Since the results of this yearning have resulted in millions of lives lost and untold suffering, we might be wise to observe the history of science: for every plane that flies, there are how many that don’t make it off the ground?
I don’t want to be your Thalidomide baby. People are welcome to yearn for whatever they like, but with that yearning comes a responsibility – in this case, the burden should be entirely on the people producing this stuff to demonstrate its safety and answer all ethical concerns. It should not be the burden of everyone else to prove that we should be cautious until concerns are cared for.
The reason GM crops are of concern is because right now, to grow normal healthy crops and have those crops labeled “organic”, the burden is entirely on the organic grower to shield their crops from the non-organic growers. People who want to grow organic crops have to buy three times as much land as they need – 1/3 for growing crops on, and 2/3 to provide as a buffer, to absorb their next door neighbor’s contaminants. How is this fair? How is this reasonable?
The question of whether experimental things ought to be allowed contains another, hidden question: who should bear the risks and burdens of allowing these things? Should the people doing the experiments be expected to contain and control contamination, or should they be allowed to simply do whatever they like until and unless it is proven that they have done harm (possibly catastrophic harm)?

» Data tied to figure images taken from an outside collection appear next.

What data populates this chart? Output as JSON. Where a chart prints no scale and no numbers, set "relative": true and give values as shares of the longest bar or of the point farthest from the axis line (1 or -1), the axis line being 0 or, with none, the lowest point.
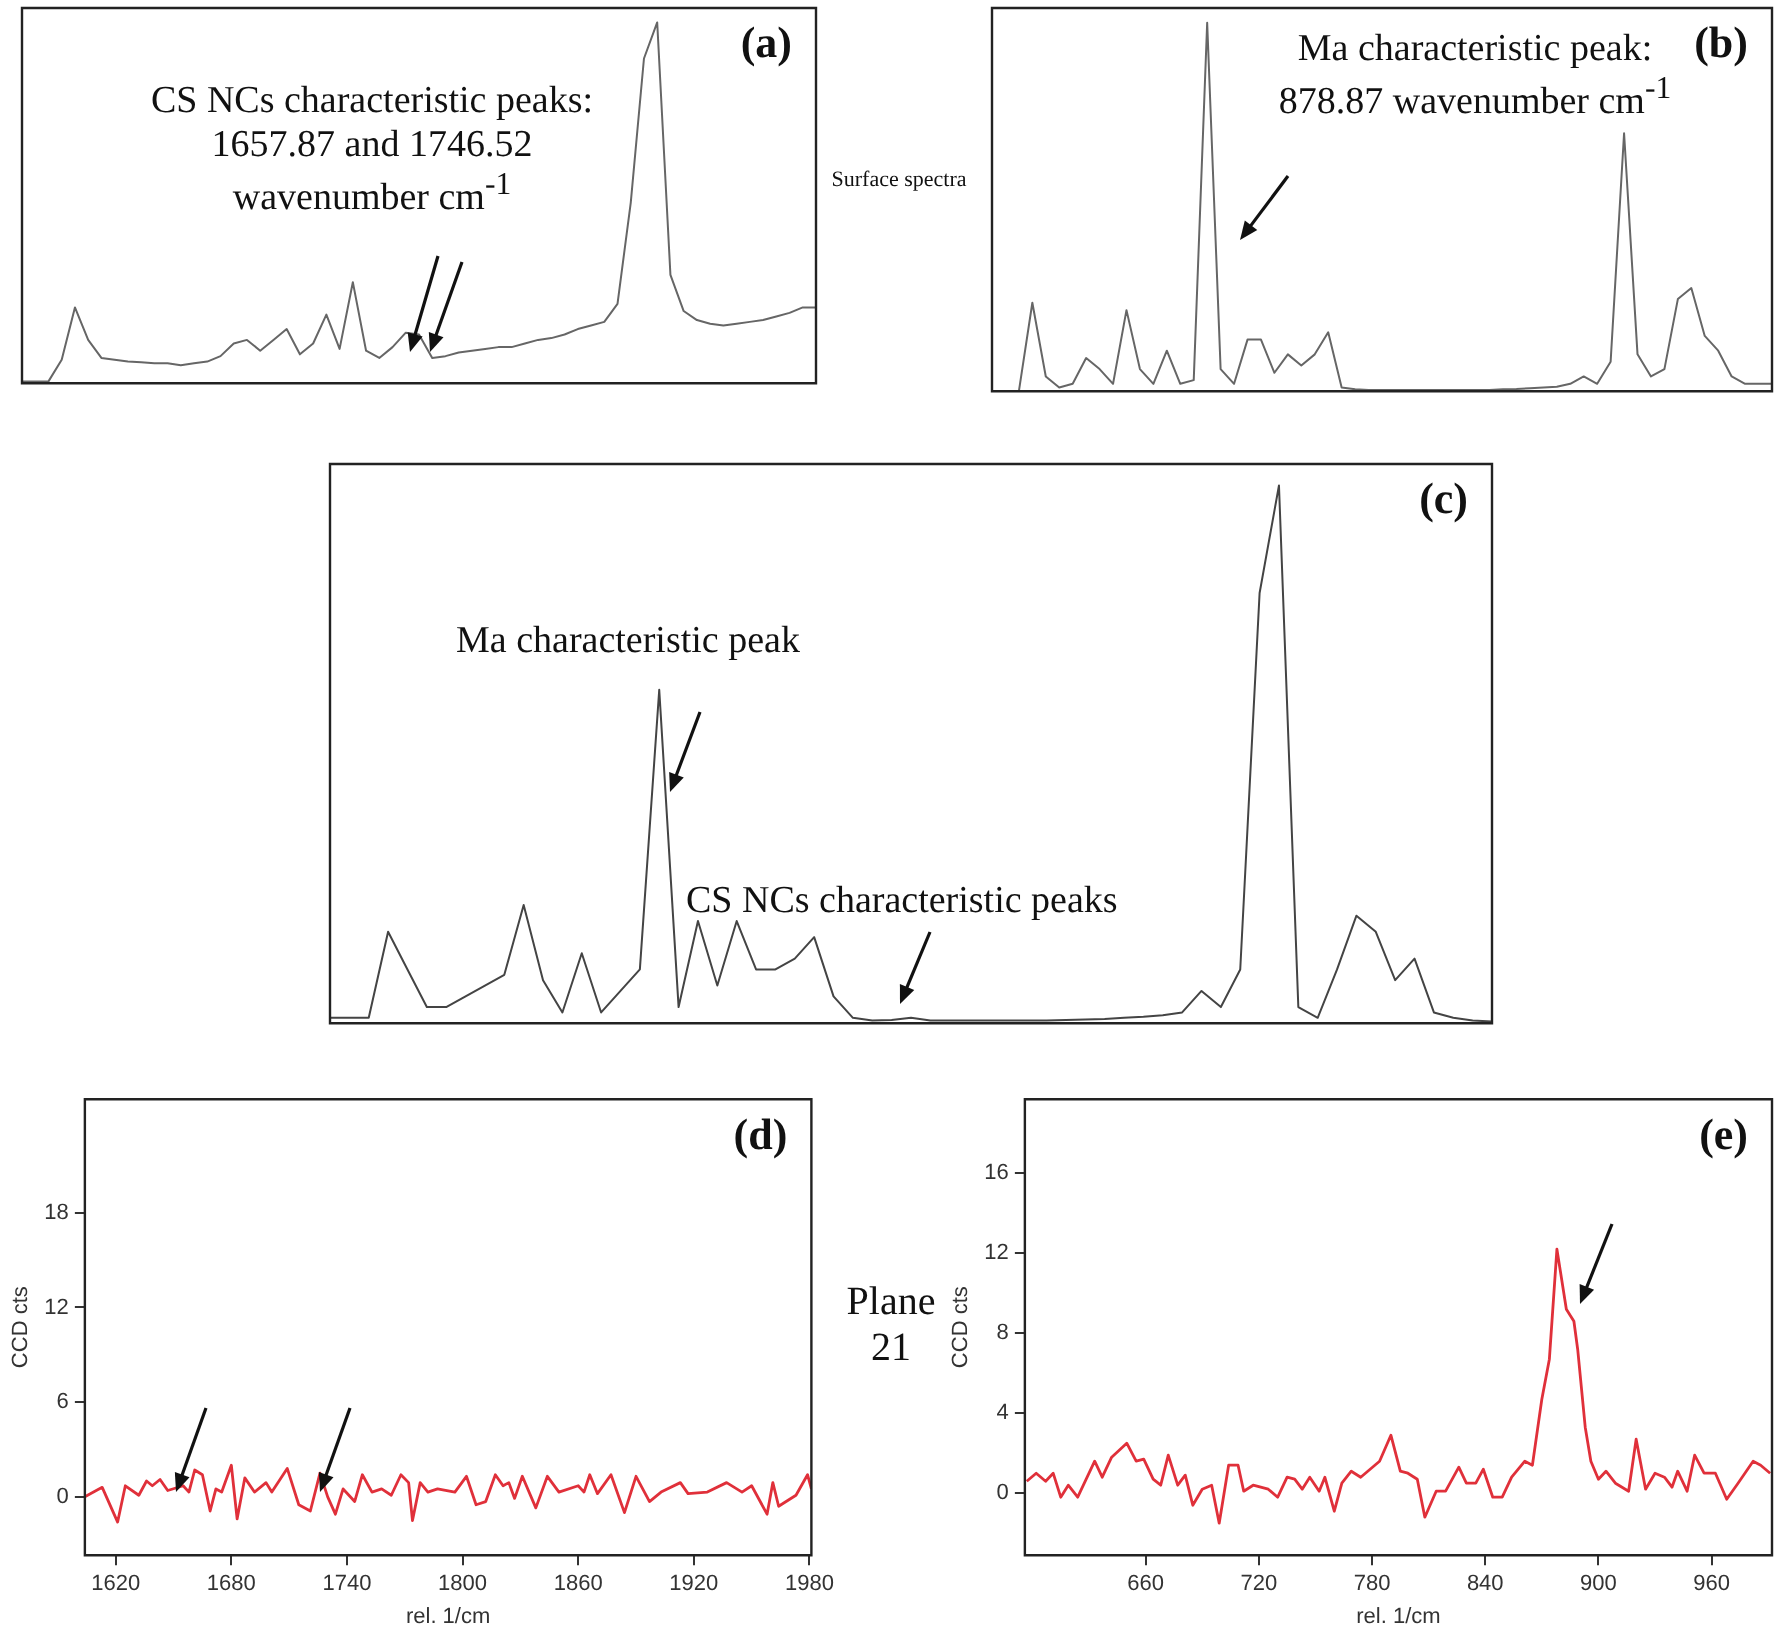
{
  "chart_data": [
    {
      "type": "line",
      "title": "(a)",
      "color": "#666666",
      "relative": true,
      "categories": [
        null,
        null,
        null,
        null,
        null,
        null,
        null,
        null,
        null,
        null,
        null,
        null,
        null,
        null,
        null,
        null,
        null,
        null,
        null,
        null,
        null,
        null,
        null,
        null,
        null,
        null,
        null,
        null,
        null,
        null,
        null,
        null,
        null,
        null,
        null,
        null,
        null,
        null,
        null,
        null,
        null,
        null,
        null,
        null,
        null,
        null,
        null,
        null,
        null,
        null,
        null,
        null,
        null,
        null,
        null,
        null,
        null,
        null,
        null,
        null,
        null
      ],
      "values": [
        0.005,
        0.005,
        0.005,
        0.065,
        0.21,
        0.12,
        0.07,
        0.065,
        0.06,
        0.058,
        0.055,
        0.055,
        0.05,
        0.055,
        0.06,
        0.075,
        0.11,
        0.12,
        0.09,
        0.12,
        0.15,
        0.08,
        0.11,
        0.19,
        0.095,
        0.28,
        0.09,
        0.07,
        0.1,
        0.14,
        0.135,
        0.07,
        0.075,
        0.085,
        0.09,
        0.095,
        0.1,
        0.1,
        0.11,
        0.12,
        0.125,
        0.135,
        0.15,
        0.16,
        0.17,
        0.22,
        0.5,
        0.9,
        1,
        0.3,
        0.2,
        0.175,
        0.165,
        0.16,
        0.165,
        0.17,
        0.175,
        0.185,
        0.195,
        0.21,
        0.21
      ],
      "annotations": [
        "CS NCs characteristic peaks: 1657.87 and 1746.52 wavenumber cm$^{-1}$"
      ]
    },
    {
      "type": "line",
      "title": "(b)",
      "color": "#666666",
      "relative": true,
      "categories": [
        null,
        null,
        null,
        null,
        null,
        null,
        null,
        null,
        null,
        null,
        null,
        null,
        null,
        null,
        null,
        null,
        null,
        null,
        null,
        null,
        null,
        null,
        null,
        null,
        null,
        null,
        null,
        null,
        null,
        null,
        null,
        null,
        null,
        null,
        null,
        null,
        null,
        null,
        null,
        null,
        null,
        null,
        null,
        null,
        null,
        null,
        null,
        null,
        null,
        null,
        null,
        null,
        null,
        null,
        null,
        null,
        null,
        null,
        null
      ],
      "values": [
        0,
        0,
        0,
        0.24,
        0.04,
        0.01,
        0.02,
        0.09,
        0.06,
        0.02,
        0.22,
        0.06,
        0.02,
        0.11,
        0.02,
        0.03,
        1,
        0.06,
        0.02,
        0.14,
        0.14,
        0.05,
        0.1,
        0.07,
        0.1,
        0.16,
        0.01,
        0.005,
        0.003,
        0.003,
        0.003,
        0.003,
        0.003,
        0.003,
        0.003,
        0.003,
        0.003,
        0.003,
        0.005,
        0.006,
        0.008,
        0.01,
        0.012,
        0.02,
        0.04,
        0.02,
        0.08,
        0.7,
        0.1,
        0.04,
        0.06,
        0.25,
        0.28,
        0.15,
        0.11,
        0.04,
        0.02,
        0.02,
        0.02
      ],
      "annotations": [
        "Ma characteristic peak: 878.87 wavenumber cm$^{-1}$",
        "Surface spectra"
      ]
    },
    {
      "type": "line",
      "title": "(c)",
      "color": "#444444",
      "relative": true,
      "categories": [
        null,
        null,
        null,
        null,
        null,
        null,
        null,
        null,
        null,
        null,
        null,
        null,
        null,
        null,
        null,
        null,
        null,
        null,
        null,
        null,
        null,
        null,
        null,
        null,
        null,
        null,
        null,
        null,
        null,
        null,
        null,
        null,
        null,
        null,
        null,
        null,
        null,
        null,
        null,
        null,
        null,
        null,
        null,
        null,
        null,
        null,
        null,
        null,
        null,
        null,
        null,
        null,
        null,
        null,
        null,
        null,
        null,
        null,
        null,
        null,
        null
      ],
      "values": [
        0.01,
        0.01,
        0.01,
        0.17,
        0.1,
        0.03,
        0.03,
        0.05,
        0.07,
        0.09,
        0.22,
        0.08,
        0.02,
        0.13,
        0.02,
        0.06,
        0.1,
        0.62,
        0.03,
        0.19,
        0.07,
        0.19,
        0.1,
        0.1,
        0.12,
        0.16,
        0.05,
        0.01,
        0.005,
        0.006,
        0.01,
        0.005,
        0.005,
        0.005,
        0.005,
        0.005,
        0.005,
        0.005,
        0.006,
        0.007,
        0.008,
        0.01,
        0.012,
        0.015,
        0.02,
        0.06,
        0.03,
        0.1,
        0.8,
        1,
        0.03,
        0.01,
        0.1,
        0.2,
        0.17,
        0.08,
        0.12,
        0.02,
        0.01,
        0.005,
        0.003
      ],
      "annotations": [
        "Ma characteristic peak",
        "CS NCs characteristic peaks"
      ]
    },
    {
      "type": "line",
      "title": "(d)",
      "color": "#e0303a",
      "xlabel": "rel. 1/cm",
      "ylabel": "CCD cts",
      "xlim": [
        1604,
        1981
      ],
      "xticks": [
        1620,
        1680,
        1740,
        1800,
        1860,
        1920,
        1980
      ],
      "ylim": [
        -3.7,
        25.2
      ],
      "yticks": [
        0,
        6,
        12,
        18
      ],
      "x": [
        1604,
        1613,
        1621,
        1625,
        1632,
        1636,
        1639,
        1643,
        1647,
        1655,
        1658,
        1661,
        1665,
        1669,
        1672,
        1675,
        1680,
        1683,
        1687,
        1692,
        1698,
        1701,
        1709,
        1715,
        1721,
        1726,
        1730,
        1734,
        1738,
        1744,
        1748,
        1753,
        1758,
        1763,
        1768,
        1772,
        1774,
        1778,
        1782,
        1787,
        1796,
        1802,
        1807,
        1812,
        1817,
        1821,
        1824,
        1827,
        1831,
        1838,
        1844,
        1850,
        1860,
        1863,
        1866,
        1870,
        1877,
        1884,
        1890,
        1897,
        1903,
        1913,
        1917,
        1927,
        1937,
        1945,
        1950,
        1958,
        1961,
        1964,
        1973,
        1979,
        1981
      ],
      "values": [
        0,
        0.6,
        -1.6,
        0.7,
        0.1,
        1.0,
        0.7,
        1.1,
        0.4,
        0.7,
        0.3,
        1.7,
        1.4,
        -0.9,
        0.5,
        0.3,
        2.0,
        -1.4,
        1.2,
        0.3,
        0.9,
        0.3,
        1.8,
        -0.5,
        -0.9,
        1.5,
        0,
        -1.1,
        0.5,
        -0.3,
        1.4,
        0.3,
        0.5,
        0.1,
        1.4,
        0.9,
        -1.5,
        0.9,
        0.3,
        0.5,
        0.3,
        1.3,
        -0.5,
        -0.3,
        1.4,
        0.7,
        0.9,
        -0.1,
        1.3,
        -0.7,
        1.3,
        0.3,
        0.7,
        0.3,
        1.4,
        0.2,
        1.4,
        -1.0,
        1.3,
        -0.3,
        0.3,
        0.9,
        0.2,
        0.3,
        0.9,
        0.3,
        0.7,
        -1.1,
        0.9,
        -0.6,
        0.1,
        1.4,
        0.5
      ]
    },
    {
      "type": "line",
      "title": "(e)",
      "color": "#e0303a",
      "xlabel": "rel. 1/cm",
      "ylabel": "CCD cts",
      "xlim": [
        596,
        992
      ],
      "xticks": [
        660,
        720,
        780,
        840,
        900,
        960
      ],
      "ylim": [
        -3.1,
        19.7
      ],
      "yticks": [
        0,
        4,
        8,
        12,
        16
      ],
      "x": [
        597,
        602,
        607,
        611,
        615,
        619,
        624,
        633,
        637,
        642,
        650,
        655,
        659,
        664,
        668,
        672,
        677,
        681,
        685,
        690,
        695,
        699,
        704,
        709,
        712,
        717,
        725,
        730,
        735,
        739,
        743,
        747,
        752,
        755,
        760,
        764,
        769,
        774,
        784,
        790,
        795,
        799,
        804,
        808,
        814,
        819,
        826,
        830,
        835,
        839,
        844,
        849,
        854,
        861,
        865,
        870,
        874,
        878,
        883,
        887,
        889,
        893,
        896,
        900,
        904,
        909,
        916,
        920,
        925,
        930,
        935,
        939,
        942,
        947,
        951,
        956,
        962,
        968,
        974,
        982,
        986,
        991
      ],
      "values": [
        0.6,
        1.0,
        0.6,
        1.0,
        -0.2,
        0.4,
        -0.2,
        1.6,
        0.8,
        1.8,
        2.5,
        1.6,
        1.7,
        0.7,
        0.4,
        1.9,
        0.4,
        0.9,
        -0.6,
        0.2,
        0.4,
        -1.5,
        1.4,
        1.4,
        0.1,
        0.4,
        0.2,
        -0.2,
        0.8,
        0.7,
        0.2,
        0.8,
        0.1,
        0.8,
        -0.9,
        0.5,
        1.1,
        0.8,
        1.6,
        2.9,
        1.1,
        1.0,
        0.7,
        -1.2,
        0.1,
        0.1,
        1.3,
        0.5,
        0.5,
        1.2,
        -0.2,
        -0.2,
        0.8,
        1.6,
        1.4,
        4.7,
        6.7,
        12.2,
        9.2,
        8.6,
        7.2,
        3.3,
        1.6,
        0.7,
        1.1,
        0.5,
        0.1,
        2.7,
        0.2,
        1.0,
        0.8,
        0.3,
        1.1,
        0.1,
        1.9,
        1.0,
        1.0,
        -0.3,
        0.5,
        1.6,
        1.4,
        1.0
      ],
      "annotations": [
        "Plane 21"
      ]
    }
  ]
}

The ultimate question is not whether we will allow progress. The question is whether we will pursue that progress responsibly – that is, using ethical assumptions (where the priority is to harm nobody, even if that means erring on the side of caution), or whether we will continue to pursue progress irresponsibly.
The assumptions of the scientific method – for instance, Ockham’s Razor and the assumption that lack of proof may be taken as proof of lack until proven otherwise – these are great tools for gathering knowledge, but they’re not great tools for living by. When we try to apply them to our lives, we turn our nation and our world into a laboratory, when the reality is that there’s no guarantee at all that experiments will always work out the way you expect them to. Sometimes – maybe even most of the time – experiments fail.
So I don’t care if you want to pursue petri-dish foods, but please do not try to slip it into the food supply unlabelled, and can we please skip the usual routine where you demand that I give you a green light for you to use my community, its people, and its farmland as your personal experimental laboratory?
Victor Reply:
February 21st, 2012 at 2:21 pm
@Blake,
Hey Men! NO Ha Men! NO NO! “IT” is suppose to be Amen!
OK! Amen Blake!!!
Piece Wesley??? :)
February 25th, 2012 | 2:02 pm
Assuming that it is tasty, I think cultured meat is a good idea. Animal husbandry is a very land intensive. Cultured meat will reduce this use of land, thus freeing it up for other purposes. This is a good thing.
Also, who says home kits for growing and producing your own meat are not possible? I think “home-brewed” meat will be possible and could be quite popular.
I don’t understand this romanticizing of traditional agriculture and animal husbandry anyways. If cultured meat is better and dominates the marketplace, I have no problem with that at all.
Also, biotechnologies such as cultured meat will be necessary for seasteading and space colonization. So, we need these technologies anyways.